E dire che il raddoppio del traforo stradale del Col di Tenda nasce nel 2001 all’insegna della necessità di «una maggiore sicurezza», giudicata «una priorità assoluta» dalla Commissione intergovernativa. Il valore iniziale dell’appalto unico è stimato in 176.065.431,16 euro. L’offerta più vantaggiosa è della Grandi Lavori Fincosit, che nel marzo del 2012 si aggiudica i lavori per un importo complessivo di 117.531.538,01 euro. Le carte dell’inchiesta della Procura di Cuneo, che ha portato al blocco totale dei lavori, sono una lettura dolorosa, soprattutto in un Paese dove i cavalcavia e le strade tendono a crollare con una certa frequenza, da Fossano alle Marche passando per Lecco, solo per elencare i casi più recenti. I muri di contenimento e le gallerie sono «fissati con lo sputo, diciamo». Le centine, ovvero i manufatti in metallo il cui principale scopo è sostenere un arco di volta, vengono vendute nuove di zecca ai ferrovecchi della zona, sezionate e tagliate per poter permettere il trasporto sui camion degli acquirenti, per i quali nel cantiere era prevista una apposita zona di carico e di parcheggio. E pazienza se in loro assenza una galleria diventa insicura per chi ci lavora e per chi poi ci passerà sotto. Le cose importanti sono altre. «Mettendo le centine… la profilatura ci farebbe perdere un sacco di tempo! e, quindi, capito? Anche li si risparmia parecchio…».

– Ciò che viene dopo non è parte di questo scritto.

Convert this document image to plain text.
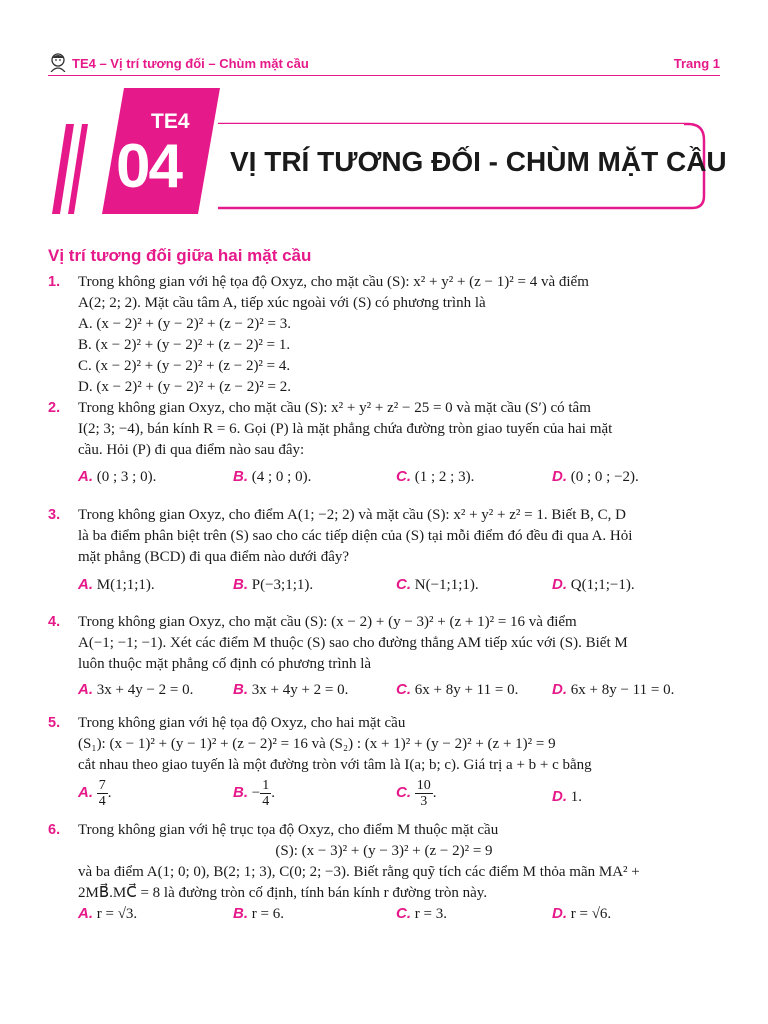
TE4 – Vị trí tương đối – Chùm mặt cầu	Trang 1
TE4
04 VỊ TRÍ TƯƠNG ĐỐI - CHÙM MẶT CẦU
Vị trí tương đối giữa hai mặt cầu
1. Trong không gian với hệ tọa độ Oxyz, cho mặt cầu (S): x² + y² + (z − 1)² = 4 và điểm
A(2; 2; 2). Mặt cầu tâm A, tiếp xúc ngoài với (S) có phương trình là
A. (x − 2)² + (y − 2)² + (z − 2)² = 3.
B. (x − 2)² + (y − 2)² + (z − 2)² = 1.
C. (x − 2)² + (y − 2)² + (z − 2)² = 4.
D. (x − 2)² + (y − 2)² + (z − 2)² = 2.
2. Trong không gian Oxyz, cho mặt cầu (S): x² + y² + z² − 25 = 0 và mặt cầu (S′) có tâm
I(2; 3; −4), bán kính R = 6. Gọi (P) là mặt phẳng chứa đường tròn giao tuyến của hai mặt
cầu. Hỏi (P) đi qua điểm nào sau đây:
A. (0 ; 3 ; 0).	B. (4 ; 0 ; 0).	C. (1 ; 2 ; 3).	D. (0 ; 0 ; −2).
3. Trong không gian Oxyz, cho điểm A(1; −2; 2) và mặt cầu (S): x² + y² + z² = 1. Biết B, C, D
là ba điểm phân biệt trên (S) sao cho các tiếp diện của (S) tại mỗi điểm đó đều đi qua A. Hỏi
mặt phẳng (BCD) đi qua điểm nào dưới đây?
A. M(1;1;1).	B. P(−3;1;1).	C. N(−1;1;1).	D. Q(1;1;−1).
4. Trong không gian Oxyz, cho mặt cầu (S): (x − 2) + (y − 3)² + (z + 1)² = 16 và điểm
A(−1; −1; −1). Xét các điểm M thuộc (S) sao cho đường thẳng AM tiếp xúc với (S). Biết M
luôn thuộc mặt phẳng cố định có phương trình là
A. 3x + 4y − 2 = 0.	B. 3x + 4y + 2 = 0.	C. 6x + 8y + 11 = 0. D. 6x + 8y − 11 = 0.
5. Trong không gian với hệ tọa độ Oxyz, cho hai mặt cầu
(S₁): (x − 1)² + (y − 1)² + (z − 2)² = 16 và (S₂) : (x + 1)² + (y − 2)² + (z + 1)² = 9
cắt nhau theo giao tuyến là một đường tròn với tâm là I(a; b; c). Giá trị a + b + c bằng
A. $\frac{7}{4}$ .	B. − $\frac{1}{4}$ .	C. $\frac{10}{3}$ .	D. 1.
6. Trong không gian với hệ trục tọa độ Oxyz, cho điểm M thuộc mặt cầu
(S): (x − 3)² + (y − 3)² + (z − 2)² = 9
và ba điểm A(1; 0; 0), B(2; 1; 3), C(0; 2; −3). Biết rằng quỹ tích các điểm M thỏa mãn MA² +
2MB⃗.MC⃗ = 8 là đường tròn cố định, tính bán kính r đường tròn này.
A. r = √3.	B. r = 6.	C. r = 3.	D. r = √6.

L’ordinanza della procura di Cuneo

La rivendita in nero dell’acciaio e il suo mancato utilizzo sono fonte di risparmio e di reddito personale degli indagati, uno dei quali non ha mancato di far dirottare a casa propria, in provincia di Salerno, la caldaia che doveva essere installata nel cantiere al confine tra Italia e Francia. Ma non sono neppure questi dettagli e queste ruberie a rendere l’ordinanza della Procura di Cuneo un documento inquietante. È la consapevolezza, la leggerezza degli ingegneri responsabili dell’opera, e della sua sicurezza. Due di loro temono di ricevere la visita di un collega e si preoccupano. Ma solo della propria reputazione. «Che magari uno dice: “ma… qui… che è successo?” …come per dire… “ma si sta muovendo la galleria… e avete continuato a scavare?”… cioè… sai che figure di merda che facciamo?». Un ingegnere commenta con la moglie il crollo di due centine sul versante francese. «Scava!… scava!… scava!… e poi come tanti montoni… riprendiamo da capo a scavare… e il bello è che all’Anas gli hanno detto “ma no… no… adesso le rimontiamo… diamo una pulita… e poi spariamo il cemento!”… come spari?… ti è caduta la montagna e vuoi ancora sparare?». Tutti sapevano. Nessuno faceva niente. I magistrati di Cuneo forse hanno evitato un disastro. Per la nostra figuraccia internazionale invece non hanno potuto fare nulla.